In passing, we will point out, to laugh as much as to be offended by it, the disastrous way in which the political and sanitary authorities of France have put in place the measures supposed to counter the threat of a catastrophe of which they were nevertheless warned, as early as before January, by the voice of the former Minister of Health, Agnès Buzyn, who, in an interview with the newspaper Le Monde has, as they say, « dropped the ball »; the moral and penal responsibility of the high spheres of power is clearly established. In the same way, there as here, the austerity policies of the last few years, dictated by the European community and applied with enthusiasm by the different governments that have succeeded one another, have targeted the whole of what was still left of social protection, including public health. We will remember the way the police forces in France treated the health care personnel during the demonstrations that denounced the catastrophic loss of infrastructure and personnel in this field, which is so vital for the community.

And so.

The bullshit is over! We need to move on! It would be necessary, from now on, that what the society counts as possible opposition forces start to move. In theory, first of all, taking advantage of the time we are given to do nothing else but think, each and every one locked up in their apartments, their houses. But also, of course, associations, groups, parties, clubs, as in 1789, confined for the moment and dispersed. Everywhere and untiringly, thought must dominate and show its face. That they are published and massively shared on social networks — what a weapon, also, at the disposal of this objective! — ideas, addresses, admonitions, angry cries, claims of all kinds. Because, yes, obviously, thousands of people are becoming aware that the infamous neo-liberalism and its procession of senseless measures in the fields of production, of what is produced, of what is necessary as fossil energies and others for this production, that the fate of the weakest that its own logic produces is unbearable; that it will be necessary absolutely and everywhere to invent and set up all the imaginable alternatives and this, in all the fields which touch the life of all and of all on what became our unhappy planet.

But it is necessary, by all means, that these demands and the multiple alternatives that could, for example, take the form of a  » solemn address to all political parties and their representatives « This would be written by the country’s moral, scientific and other personalities — a kind of Committee of Wise Men — who, for a long time, on a good number of media, have been alerting and proposing the ideas resulting from their research and their conclusions.

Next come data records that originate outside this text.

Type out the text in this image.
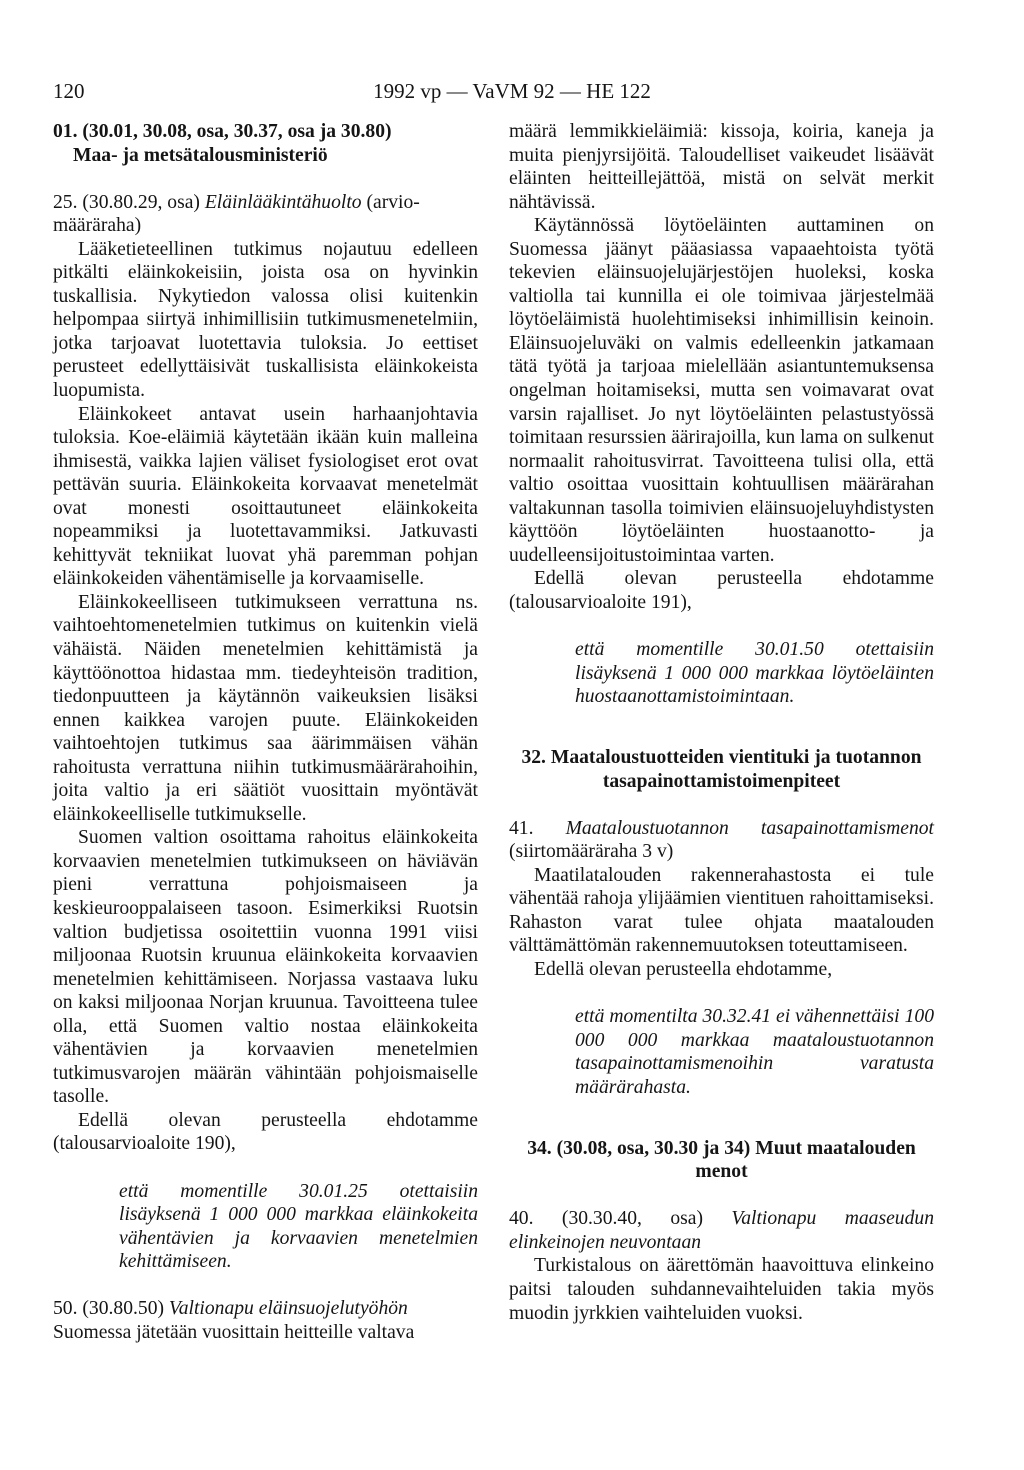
120	1992 vp — VaVM 92 — HE 122

01. (30.01, 30.08, osa, 30.37, osa ja 30.80)
Maa- ja metsätalousministeriö

25. (30.80.29, osa) Eläinlääkintähuolto (arvio-
määräraha)

Lääketieteellinen tutkimus nojautuu edelleen pitkälti eläinkokeisiin, joista osa on hyvinkin tuskallisia. Nykytiedon valossa olisi kuitenkin helpompaa siirtyä inhimillisiin tutkimusmenetelmiin, jotka tarjoavat luotettavia tuloksia. Jo eettiset perusteet edellyttäisivät tuskallisista eläinkokeista luopumista.

Eläinkokeet antavat usein harhaanjohtavia tuloksia. Koe-eläimiä käytetään ikään kuin malleina ihmisestä, vaikka lajien väliset fysiologiset erot ovat pettävän suuria. Eläinkokeita korvaavat menetelmät ovat monesti osoittautuneet eläinkokeita nopeammiksi ja luotettavammiksi. Jatkuvasti kehittyvät tekniikat luovat yhä paremman pohjan eläinkokeiden vähentämiselle ja korvaamiselle.

Eläinkokeelliseen tutkimukseen verrattuna ns. vaihtoehtomenetelmien tutkimus on kuitenkin vielä vähäistä. Näiden menetelmien kehittämistä ja käyttöönottoa hidastaa mm. tiedeyhteisön tradition, tiedonpuutteen ja käytännön vaikeuksien lisäksi ennen kaikkea varojen puute. Eläinkokeiden vaihtoehtojen tutkimus saa äärimmäisen vähän rahoitusta verrattuna niihin tutkimusmäärärahoihin, joita valtio ja eri säätiöt vuosittain myöntävät eläinkokeelliselle tutkimukselle.

Suomen valtion osoittama rahoitus eläinkokeita korvaavien menetelmien tutkimukseen on häviävän pieni verrattuna pohjoismaiseen ja keskieurooppalaiseen tasoon. Esimerkiksi Ruotsin valtion budjetissa osoitettiin vuonna 1991 viisi miljoonaa Ruotsin kruunua eläinkokeita korvaavien menetelmien kehittämiseen. Norjassa vastaava luku on kaksi miljoonaa Norjan kruunua. Tavoitteena tulee olla, että Suomen valtio nostaa eläinkokeita vähentävien ja korvaavien menetelmien tutkimusvarojen määrän vähintään pohjoismaiselle tasolle.

Edellä olevan perusteella ehdotamme (talousarvioaloite 190),

että momentille 30.01.25 otettaisiin lisäyksenä 1 000 000 markkaa eläinkokeita vähentävien ja korvaavien menetelmien kehittämiseen.

50. (30.80.50) Valtionapu eläinsuojelutyöhön

Suomessa jätetään vuosittain heitteille valtava

määrä lemmikkieläimiä: kissoja, koiria, kaneja ja muita pienjyrsijöitä. Taloudelliset vaikeudet lisäävät eläinten heitteillejättöä, mistä on selvät merkit nähtävissä.

Käytännössä löytöeläinten auttaminen on Suomessa jäänyt pääasiassa vapaaehtoista työtä tekevien eläinsuojelujärjestöjen huoleksi, koska valtiolla tai kunnilla ei ole toimivaa järjestelmää löytöeläimistä huolehtimiseksi inhimillisin keinoin. Eläinsuojeluväki on valmis edelleenkin jatkamaan tätä työtä ja tarjoaa mielellään asiantuntemuksensa ongelman hoitamiseksi, mutta sen voimavarat ovat varsin rajalliset. Jo nyt löytöeläinten pelastustyössä toimitaan resurssien äärirajoilla, kun lama on sulkenut normaalit rahoitusvirrat. Tavoitteena tulisi olla, että valtio osoittaa vuosittain kohtuullisen määrärahan valtakunnan tasolla toimivien eläinsuojeluyhdistysten käyttöön löytöeläinten huostaanotto- ja uudelleensijoitustoimintaa varten.

Edellä olevan perusteella ehdotamme (talousarvioaloite 191),

että momentille 30.01.50 otettaisiin lisäyksenä 1 000 000 markkaa löytöeläinten huostaanottamistoimintaan.

32. Maataloustuotteiden vientituki ja tuotannon
tasapainottamistoimenpiteet

41. Maataloustuotannon tasapainottamismenot (siirtomääräraha 3 v)

Maatilatalouden rakennerahastosta ei tule vähentää rahoja ylijäämien vientituen rahoittamiseksi. Rahaston varat tulee ohjata maatalouden välttämättömän rakennemuutoksen toteuttamiseen.

Edellä olevan perusteella ehdotamme,

että momentilta 30.32.41 ei vähennettäisi 100 000 000 markkaa maataloustuotannon tasapainottamismenoihin varatusta määrärahasta.

34. (30.08, osa, 30.30 ja 34) Muut maatalouden
menot

40. (30.30.40, osa) Valtionapu maaseudun elinkeinojen neuvontaan

Turkistalous on äärettömän haavoittuva elinkeino paitsi talouden suhdannevaihteluiden takia myös muodin jyrkkien vaihteluiden vuoksi.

Of course, our example should also be followed elsewhere, by our neighbors to the north and south, and that within them, similarly, this appeal should be of the same magnitude, since everything is linked and it is only universally that the change of course should be able to take place. Moreover, I would like to launch the idea of a demonstration — the confined could finally stretch their legs — in the streets of the capital — and why not simultaneously in Paris, Berlin, Rome, Madrid… — as soon as the dramatic episode that we are living today will be over and the alarms will be calmed. A large-scale demonstration that would bring together pressure groups, associations, workers’ unions and the multitude of those who aspire to something else and who want that something else to happen. I call on all consciences, on all the best wills so that this project takes shape and that, from now on, those who have the desire and the power to do so, speak to each other and exchange wherever possible.